Extract resume information. Order experience by date (most recent first).
Parse skills into individual items. Identify certifications specifically.
"""
},
{"role": "user", "content": text}
],
response_format=Resume
)
return response.choices[0].message.parsed
Handling Ambiguity
class AmbiguousValue(BaseModel):
value: str
alternatives: List[str] = []
confidence: float
context: str
class ExtractionWithUncertainty(BaseModel):
certain_fields: Dict[str, Any]
uncertain_fields: List[AmbiguousValue]
missing_fields: List[str]
extraction_notes: str
def extract_with_uncertainty(text: str, schema_description: str) -> ExtractionWithUncertainty:
"""
Extract data while explicitly tracking uncertainty
"""
response = client.beta.chat.completions.parse(
model="gpt-4o-2024-08-06",
messages=[
{
"role": "system",
"content": f"""
Extract information according to this schema: {schema_description}
Be explicit about uncertainty:
- Put clear, unambiguous values in 'certain_fields'
- Put ambiguous values in 'uncertain_fields' with alternatives
- List fields you couldn't find in 'missing_fields'
- Add notes about extraction challenges
"""
},
{"role": "user", "content": text}
],
response_format=ExtractionWithUncertainty
)
return response.choices[0].message.parsed
# Usage
result = extract_with_uncertainty(
"John (or maybe Jon) Smith, Senior Dev at Acme (might be ACME Corp)",
"Person with name, title, company"
)
# Access uncertain data explicitly
for uncertain in result.uncertain_fields:
print(f"{uncertain.value} (confidence: {uncertain.confidence})")
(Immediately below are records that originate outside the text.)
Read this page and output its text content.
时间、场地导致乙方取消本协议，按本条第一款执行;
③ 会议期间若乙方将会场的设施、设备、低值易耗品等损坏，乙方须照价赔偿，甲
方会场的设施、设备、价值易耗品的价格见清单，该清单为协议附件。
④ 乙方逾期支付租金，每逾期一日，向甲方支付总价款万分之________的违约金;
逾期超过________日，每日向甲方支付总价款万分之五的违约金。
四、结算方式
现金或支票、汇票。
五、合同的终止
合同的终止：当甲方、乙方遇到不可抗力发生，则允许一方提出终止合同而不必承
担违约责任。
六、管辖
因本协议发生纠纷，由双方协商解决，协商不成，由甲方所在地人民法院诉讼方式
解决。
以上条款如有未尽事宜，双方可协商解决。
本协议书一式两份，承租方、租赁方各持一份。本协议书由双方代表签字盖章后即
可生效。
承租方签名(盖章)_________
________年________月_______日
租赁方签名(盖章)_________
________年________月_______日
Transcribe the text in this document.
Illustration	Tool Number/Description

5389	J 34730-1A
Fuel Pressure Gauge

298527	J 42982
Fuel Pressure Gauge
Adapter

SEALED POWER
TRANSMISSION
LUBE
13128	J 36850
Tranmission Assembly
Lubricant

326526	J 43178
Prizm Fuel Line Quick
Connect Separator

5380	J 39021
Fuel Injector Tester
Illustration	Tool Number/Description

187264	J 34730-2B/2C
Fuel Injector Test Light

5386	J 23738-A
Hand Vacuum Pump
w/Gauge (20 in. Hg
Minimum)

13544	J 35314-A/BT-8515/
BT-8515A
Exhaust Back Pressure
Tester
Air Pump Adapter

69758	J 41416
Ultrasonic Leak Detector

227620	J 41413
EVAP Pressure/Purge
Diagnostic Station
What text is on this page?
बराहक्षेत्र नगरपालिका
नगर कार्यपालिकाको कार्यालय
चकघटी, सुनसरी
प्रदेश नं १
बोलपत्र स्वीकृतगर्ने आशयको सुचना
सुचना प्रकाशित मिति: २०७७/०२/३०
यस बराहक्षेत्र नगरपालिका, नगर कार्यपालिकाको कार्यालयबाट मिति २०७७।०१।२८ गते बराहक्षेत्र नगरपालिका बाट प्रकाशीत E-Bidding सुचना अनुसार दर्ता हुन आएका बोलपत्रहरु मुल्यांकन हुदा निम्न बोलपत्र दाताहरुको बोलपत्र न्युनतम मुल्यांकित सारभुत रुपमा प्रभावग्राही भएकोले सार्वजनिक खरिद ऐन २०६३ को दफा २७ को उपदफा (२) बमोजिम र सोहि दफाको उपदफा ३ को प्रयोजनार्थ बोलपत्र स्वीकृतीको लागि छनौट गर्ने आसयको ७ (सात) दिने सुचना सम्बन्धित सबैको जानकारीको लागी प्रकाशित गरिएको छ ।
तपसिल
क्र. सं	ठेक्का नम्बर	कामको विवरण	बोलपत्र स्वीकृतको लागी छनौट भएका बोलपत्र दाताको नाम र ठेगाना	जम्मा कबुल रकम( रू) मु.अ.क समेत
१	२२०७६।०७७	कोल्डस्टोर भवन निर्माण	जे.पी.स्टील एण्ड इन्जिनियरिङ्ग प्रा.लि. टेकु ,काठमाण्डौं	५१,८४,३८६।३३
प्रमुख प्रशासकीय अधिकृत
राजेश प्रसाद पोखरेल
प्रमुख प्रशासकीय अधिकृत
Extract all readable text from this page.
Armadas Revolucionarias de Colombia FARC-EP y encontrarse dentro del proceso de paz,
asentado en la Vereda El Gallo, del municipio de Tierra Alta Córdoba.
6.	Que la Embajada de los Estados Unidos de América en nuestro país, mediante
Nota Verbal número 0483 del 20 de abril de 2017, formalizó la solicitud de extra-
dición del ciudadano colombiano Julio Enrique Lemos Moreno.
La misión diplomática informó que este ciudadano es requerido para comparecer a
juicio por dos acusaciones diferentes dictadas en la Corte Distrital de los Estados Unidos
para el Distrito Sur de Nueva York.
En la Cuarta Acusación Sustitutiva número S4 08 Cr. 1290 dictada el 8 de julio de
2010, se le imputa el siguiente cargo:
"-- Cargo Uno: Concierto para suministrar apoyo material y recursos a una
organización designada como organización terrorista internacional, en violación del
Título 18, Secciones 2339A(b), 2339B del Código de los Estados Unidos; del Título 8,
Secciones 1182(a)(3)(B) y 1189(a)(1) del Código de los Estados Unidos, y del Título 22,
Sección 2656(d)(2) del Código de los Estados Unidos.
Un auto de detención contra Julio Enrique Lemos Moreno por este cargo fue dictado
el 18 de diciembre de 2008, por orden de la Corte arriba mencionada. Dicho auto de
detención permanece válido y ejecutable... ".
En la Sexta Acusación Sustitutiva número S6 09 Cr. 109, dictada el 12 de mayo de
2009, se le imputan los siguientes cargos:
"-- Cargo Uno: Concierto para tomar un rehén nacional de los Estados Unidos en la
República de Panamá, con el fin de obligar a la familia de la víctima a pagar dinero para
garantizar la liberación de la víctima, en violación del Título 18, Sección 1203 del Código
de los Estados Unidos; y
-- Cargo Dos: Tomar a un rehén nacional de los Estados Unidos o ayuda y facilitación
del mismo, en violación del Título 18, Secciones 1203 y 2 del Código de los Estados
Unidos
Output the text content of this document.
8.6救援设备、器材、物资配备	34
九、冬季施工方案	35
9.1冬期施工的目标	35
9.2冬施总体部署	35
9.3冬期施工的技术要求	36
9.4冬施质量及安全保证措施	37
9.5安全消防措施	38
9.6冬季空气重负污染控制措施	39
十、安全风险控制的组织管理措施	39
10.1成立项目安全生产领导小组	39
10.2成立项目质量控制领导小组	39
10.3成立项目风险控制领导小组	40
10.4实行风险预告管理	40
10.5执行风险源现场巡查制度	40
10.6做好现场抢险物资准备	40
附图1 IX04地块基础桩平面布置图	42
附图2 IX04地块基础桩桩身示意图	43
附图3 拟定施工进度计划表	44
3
print(f" Alternatives: {uncertain.alternatives}")
Validation and Correction
from typing import Tuple
class ExtractionValidator:
"""Validate and correct extracted data"""
def __init__(self):
self.client = OpenAI()
def validate_and_correct(self, extraction: BaseModel,
source_text: str) -> Tuple[BaseModel, List[str]]:
"""
Validate extraction against source and return corrections
"""
corrections = []
# Convert to dict for analysis
data = extraction.model_dump()
# Check for hallucinations
hallucination_check = self._check_hallucinations(data, source_text)
if hallucination_check:
corrections.extend(hallucination_check)
# Check internal consistency
consistency_check = self._check_consistency(data)
if consistency_check:
corrections.extend(consistency_check)
# Apply corrections
if corrections:
corrected = self._apply_corrections(extraction, corrections)
return corrected, corrections
return extraction, []
def _check_hallucinations(self, data: dict, source: str) -> List[str]:
"""Check if extracted data is supported by source"""
response = self.client.chat.completions.create(
model="gpt-4o-2024-08-06",
messages=[
{
"role": "system",
"content": """
Check if each value in the extraction is supported by the source.
Return a list of values that appear to be hallucinated.
Format: ["field_name: issue description"]
"""
},
{
"role": "user",
"content": f"Source: {source}\n\nExtraction: {json.dumps(data)}"
}
],
response_format={"type": "json_object"}
)
result = json.loads(response.choices[0].message.content)
return result.get("hallucinations", [])
def _check_consistency(self, data: dict) -> List[str]:
"""Check internal consistency of extracted data"""
issues = []
# Example: Check if totals add up
if 'line_items' in data and 'subtotal' in data:
calculated = sum(item.get('total', 0) for item in data['line_items'])
if abs(calculated - data['subtotal']) > 0.01:
issues.append(f"subtotal: Calculated {calculated}, extracted {data['subtotal']}")
return issues
def _apply_corrections(self, extraction: BaseModel,
corrections: List[str]) -> BaseModel:
"""Apply corrections to extraction"""
# Re-extract with corrections guidance
response = self.client.beta.chat.completions.parse(
model="gpt-4o-2024-08-06",
messages=[
{
"role": "system",
"content": f"""
Fix these issues in the extraction:
{chr(10).join(corrections)}
"""
},
{
"role": "user",
"content": extraction.model_dump_json()
}
],
response_format=type(extraction)
)
return response.choices[0].message.parsed
Reliable extraction requires careful schema design, multi-pass validation, and explicit handling of uncertainty. These patterns help you build extraction systems you can trust in production.